Isso mesmo: nos oito primeiros dias de agosto, período que abrange primeira e segunda semanas do mês e teve oito dias úteis, a receita da carnes ficou – de acordo com os dados ontem divulgados pela SECEX/MDIC – em US$29,724 milhões /dia, recuando quase 60% em relação ao mês anterior (US$72,101 milhões/dia em julho passado, recorde absoluto na história das exportações de carnes) e mais de 50% em relação a agosto de 2017 (US$63,602 milhões/dia).

Índices igualmente elevados de redução são observados nos volumes embarcados. Comparativamente a julho passado e ainda pela média diária, a carne suína tem queda de, praticamente, 47%, a carne bovina de 54% e a de frango de 60%. Já em relação a agosto de 2017 essas quedas estão em, respectivamente, 46%, 49% e 52%.

Supondo-se que as médias até aqui registradas persistam no restante do mês, o volume total de carnes embarcadas em agosto não chegará às 278 mil toneladas, transformando-se no pior resultado da corrente década.

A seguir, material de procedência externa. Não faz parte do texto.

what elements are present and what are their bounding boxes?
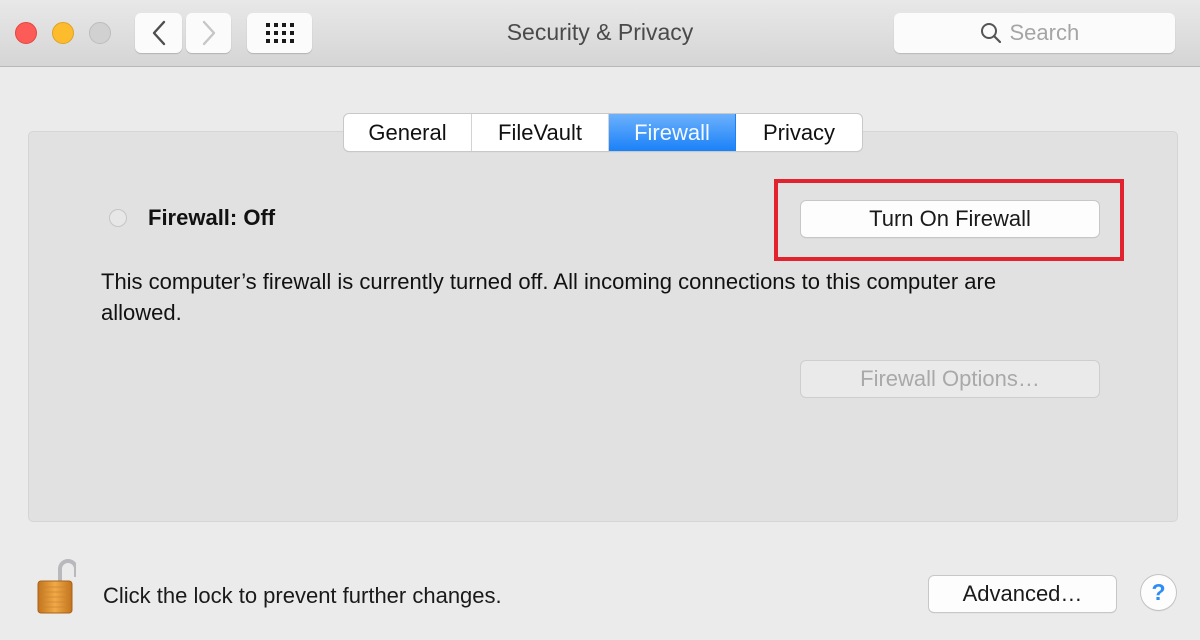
advanced-button[interactable]: Advanced… [929, 576, 1116, 612]
security-privacy-window: Security & Privacy General FileVault Fir… [0, 0, 1200, 640]
firewall-description: This computer’s firewall is currently tu… [101, 269, 997, 325]
tab-filevault[interactable]: FileVault [472, 114, 609, 151]
forward-button[interactable] [186, 13, 231, 53]
back-button[interactable] [135, 13, 182, 53]
search-field[interactable] [894, 13, 1175, 53]
tab-privacy[interactable]: Privacy [736, 114, 862, 151]
title-bar: Security & Privacy [0, 0, 1200, 67]
firewall-options-button[interactable]: Firewall Options… [801, 361, 1099, 397]
firewall-status-label: Firewall: Off [148, 205, 276, 230]
window-title: Security & Privacy [506, 19, 694, 45]
tab-general[interactable]: General [344, 114, 472, 151]
search-input[interactable] [1009, 20, 1090, 46]
grid-icon [265, 23, 294, 43]
unlocked-padlock-icon[interactable] [36, 557, 76, 615]
close-window-button[interactable] [15, 22, 37, 44]
turn-on-firewall-button[interactable]: Turn On Firewall [801, 201, 1099, 237]
lock-instruction-text: Click the lock to prevent further change… [103, 583, 502, 608]
firewall-status-indicator [109, 209, 127, 227]
zoom-window-button[interactable] [89, 22, 111, 44]
chevron-left-icon [152, 20, 165, 46]
minimize-window-button[interactable] [52, 22, 74, 44]
help-button[interactable]: ? [1141, 575, 1176, 610]
search-icon [980, 23, 1001, 44]
tab-firewall[interactable]: Firewall [609, 114, 736, 151]
chevron-right-icon [202, 20, 215, 46]
tab-bar: General FileVault Firewall Privacy [344, 114, 862, 151]
show-all-button[interactable] [247, 13, 312, 53]
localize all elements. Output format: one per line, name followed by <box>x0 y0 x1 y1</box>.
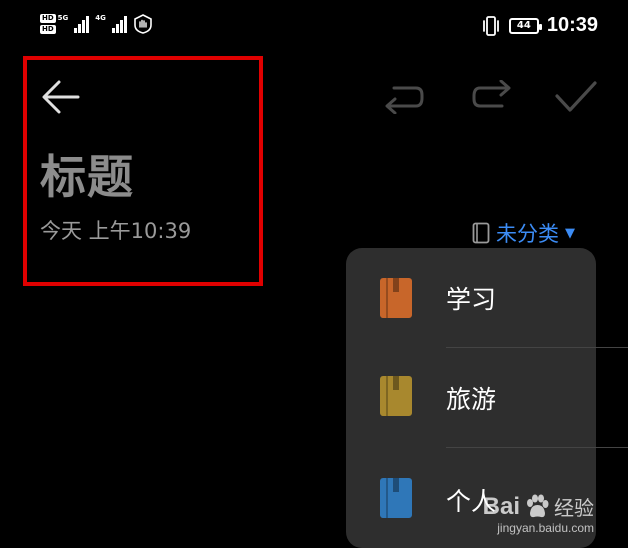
redo-icon[interactable] <box>470 80 512 114</box>
dropdown-item-label: 学习 <box>446 285 497 314</box>
watermark-brand: Bai <box>482 492 520 520</box>
notebook-gold-icon <box>380 376 412 416</box>
highlight-box <box>23 56 263 286</box>
battery-level: 44 <box>516 20 531 31</box>
watermark-suffix: 经验 <box>554 496 594 520</box>
signal-strength-icon <box>74 15 90 33</box>
checkmark-icon[interactable] <box>554 78 598 116</box>
notebook-blue-icon <box>380 478 412 518</box>
hand-shield-icon <box>134 14 152 34</box>
hd-badge: HD <box>40 14 56 23</box>
network-4g-label: 4G <box>95 14 106 22</box>
caret-down-icon: ▼ <box>565 225 575 241</box>
hd-badge-2: HD <box>40 25 56 34</box>
network-5g-label: 5G <box>57 14 69 22</box>
category-selected-label: 未分类 <box>496 222 559 246</box>
signal-strength-icon-2 <box>111 15 127 33</box>
paw-icon <box>527 494 549 517</box>
status-bar-right: 44 10:39 <box>481 14 598 37</box>
dropdown-item-label: 旅游 <box>446 385 497 414</box>
dropdown-item-travel[interactable]: 旅游 <box>346 348 596 448</box>
dropdown-item-study[interactable]: 学习 <box>346 248 596 348</box>
battery-icon: 44 <box>508 17 542 34</box>
undo-icon[interactable] <box>384 80 426 114</box>
notebook-orange-icon <box>380 278 412 318</box>
category-selector-button[interactable]: 未分类 ▼ <box>472 218 575 248</box>
watermark-url: jingyan.baidu.com <box>497 521 594 535</box>
signal-labels: HD 5G HD <box>40 14 68 34</box>
notebook-icon <box>472 222 490 244</box>
baidu-jingyan-watermark: Bai 经验 jingyan.baidu.com <box>482 492 594 536</box>
status-time: 10:39 <box>546 14 598 36</box>
status-bar-left: HD 5G HD 4G <box>40 14 153 34</box>
vibrate-icon <box>482 15 499 36</box>
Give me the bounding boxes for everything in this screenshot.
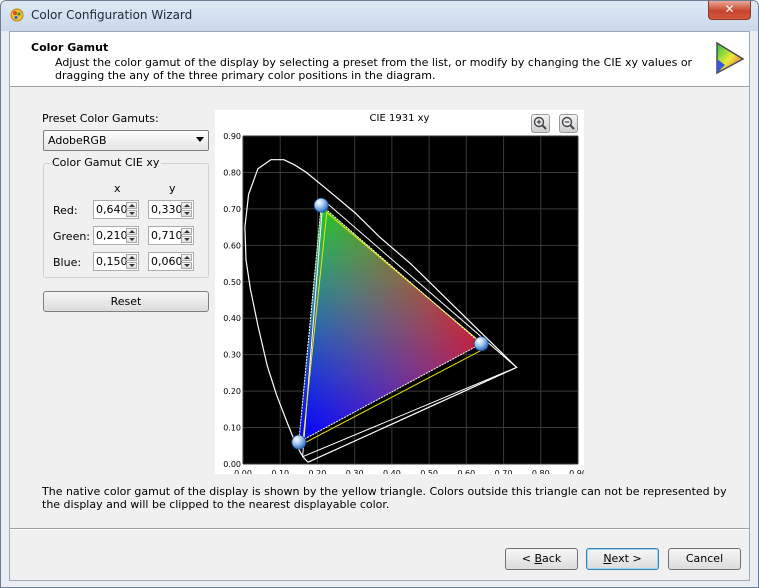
x-tick-label: 0.20 (309, 469, 327, 474)
spin-up-icon[interactable] (126, 254, 137, 261)
back-prefix: < (521, 552, 535, 565)
window-title: Color Configuration Wizard (31, 8, 193, 22)
x-tick-label: 0.30 (346, 469, 364, 474)
red-x-value: 0,640 (96, 203, 128, 216)
spin-down-icon[interactable] (181, 262, 192, 269)
primary-handle-green (313, 197, 329, 213)
page-description: Adjust the color gamut of the display by… (55, 56, 693, 82)
cancel-button[interactable]: Cancel (668, 548, 741, 570)
spin-up-icon[interactable] (181, 202, 192, 209)
blue-x-value: 0,150 (96, 255, 128, 268)
native-gamut (302, 211, 488, 445)
zoom-out-button[interactable] (559, 114, 578, 133)
next-button[interactable]: Next > (586, 548, 659, 570)
spin-down-icon[interactable] (126, 210, 137, 217)
chart-title: CIE 1931 xy (369, 113, 430, 124)
spin-up-icon[interactable] (126, 228, 137, 235)
preset-value: AdobeRGB (48, 134, 107, 147)
green-y-stepper[interactable]: 0,710 (148, 226, 194, 245)
back-button[interactable]: < Back (505, 548, 578, 570)
footer-note: The native color gamut of the display is… (42, 485, 727, 511)
zoom-out-icon (561, 116, 575, 130)
column-y-header: y (169, 182, 176, 195)
close-button[interactable]: ✕ (708, 1, 751, 20)
blue-y-stepper[interactable]: 0,060 (148, 252, 194, 271)
zoom-in-icon (533, 116, 547, 130)
gamut-fill-green (298, 205, 482, 443)
preset-dropdown[interactable]: AdobeRGB (43, 130, 209, 151)
blue-x-stepper[interactable]: 0,150 (93, 252, 139, 271)
y-tick-label: 0.60 (223, 241, 241, 250)
gamut-fill-blue-overlay (298, 205, 482, 443)
red-y-value: 0,330 (151, 203, 183, 216)
spin-down-icon[interactable] (126, 262, 137, 269)
spin-down-icon[interactable] (181, 236, 192, 243)
zoom-in-button[interactable] (531, 114, 550, 133)
preset-label: Preset Color Gamuts: (42, 112, 159, 125)
cie-diagram-panel: CIE 1931 xy 0.00 0.00 0.10 0.10 0.20 0.20 0.30… (215, 110, 584, 474)
spin-down-icon[interactable] (181, 210, 192, 217)
spectral-locus (244, 159, 518, 463)
plot-area (243, 136, 578, 464)
primary-handle-blue (291, 434, 307, 450)
color-gamut-icon (716, 41, 745, 75)
y-tick-label: 0.20 (223, 387, 241, 396)
page-header: Color Gamut Adjust the color gamut of th… (10, 32, 749, 87)
x-tick-label: 0.00 (234, 469, 252, 474)
red-y-stepper[interactable]: 0,330 (148, 200, 194, 219)
spin-down-icon[interactable] (126, 236, 137, 243)
x-tick-label: 0.90 (569, 469, 584, 474)
back-mnemonic: B (534, 552, 543, 565)
y-tick-label: 0.70 (223, 205, 241, 214)
x-tick-label: 0.70 (495, 469, 513, 474)
x-tick-label: 0.50 (420, 469, 438, 474)
page-title: Color Gamut (31, 41, 109, 54)
outer-gamut (302, 198, 518, 458)
spin-up-icon[interactable] (126, 202, 137, 209)
blue-label: Blue: (53, 256, 82, 269)
column-x-header: x (114, 182, 121, 195)
cie-diagram: 0.000.00 0.10 0.10 0.20 0.20 0.30 0.30 0.40 0.40… (223, 132, 584, 474)
spin-up-icon[interactable] (181, 228, 192, 235)
gamut-group-title: Color Gamut CIE xy (50, 156, 162, 169)
gamut-fill-red (298, 205, 482, 443)
y-tick-label: 0.30 (223, 351, 241, 360)
green-y-value: 0,710 (151, 229, 183, 242)
color-wheel-icon (10, 8, 24, 22)
red-label: Red: (53, 204, 78, 217)
close-icon: ✕ (724, 2, 735, 16)
next-mnemonic: N (603, 552, 612, 565)
chevron-down-icon (196, 137, 204, 142)
reset-button[interactable]: Reset (43, 291, 209, 312)
selected-gamut-outline (298, 204, 483, 443)
wizard-page: Color Gamut Adjust the color gamut of th… (9, 31, 750, 581)
x-tick-label: 0.10 (271, 469, 289, 474)
x-tick-label: 0.80 (532, 469, 550, 474)
gamut-fill-blue (298, 205, 482, 443)
title-bar[interactable]: Color Configuration Wizard ✕ (1, 1, 758, 31)
y-tick-label: 0.00 (223, 460, 241, 469)
wizard-window: Color Configuration Wizard ✕ Color Gamut… (0, 0, 759, 588)
green-x-stepper[interactable]: 0,210 (93, 226, 139, 245)
x-tick-label: 0.40 (383, 469, 401, 474)
blue-y-value: 0,060 (151, 255, 183, 268)
red-x-stepper[interactable]: 0,640 (93, 200, 139, 219)
x-tick-label: 0.60 (457, 469, 475, 474)
green-x-value: 0,210 (96, 229, 128, 242)
next-label: ext > (611, 552, 642, 565)
separator (10, 528, 749, 530)
y-tick-label: 0.40 (223, 314, 241, 323)
gamut-fill-base (298, 205, 482, 443)
primary-handle-red (473, 336, 489, 352)
green-label: Green: (53, 230, 91, 243)
y-tick-label: 0.80 (223, 168, 241, 177)
spin-up-icon[interactable] (181, 254, 192, 261)
y-tick-label: 0.10 (223, 424, 241, 433)
back-label: ack (542, 552, 562, 565)
y-tick-label: 0.90 (223, 132, 241, 141)
y-tick-label: 0.50 (223, 278, 241, 287)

Desse total, cerca de 66% (183,2 mil toneladas) estarão representados pela carne de frango, pouco mais de 22% (62,9 mil toneladas) pela carne bovina e perto de 12% (31,8 mil toneladas) pela carne suína.

Não custa ressalvar que todas essas projeções estão baseadas nos dados ontem divulgados pela SECEX/MDIC. Ou seja: na prática, as exportações brasileiras de carnes estão caminhando, embora com grandes dificuldades, bem melhor que o que vem sendo apontado.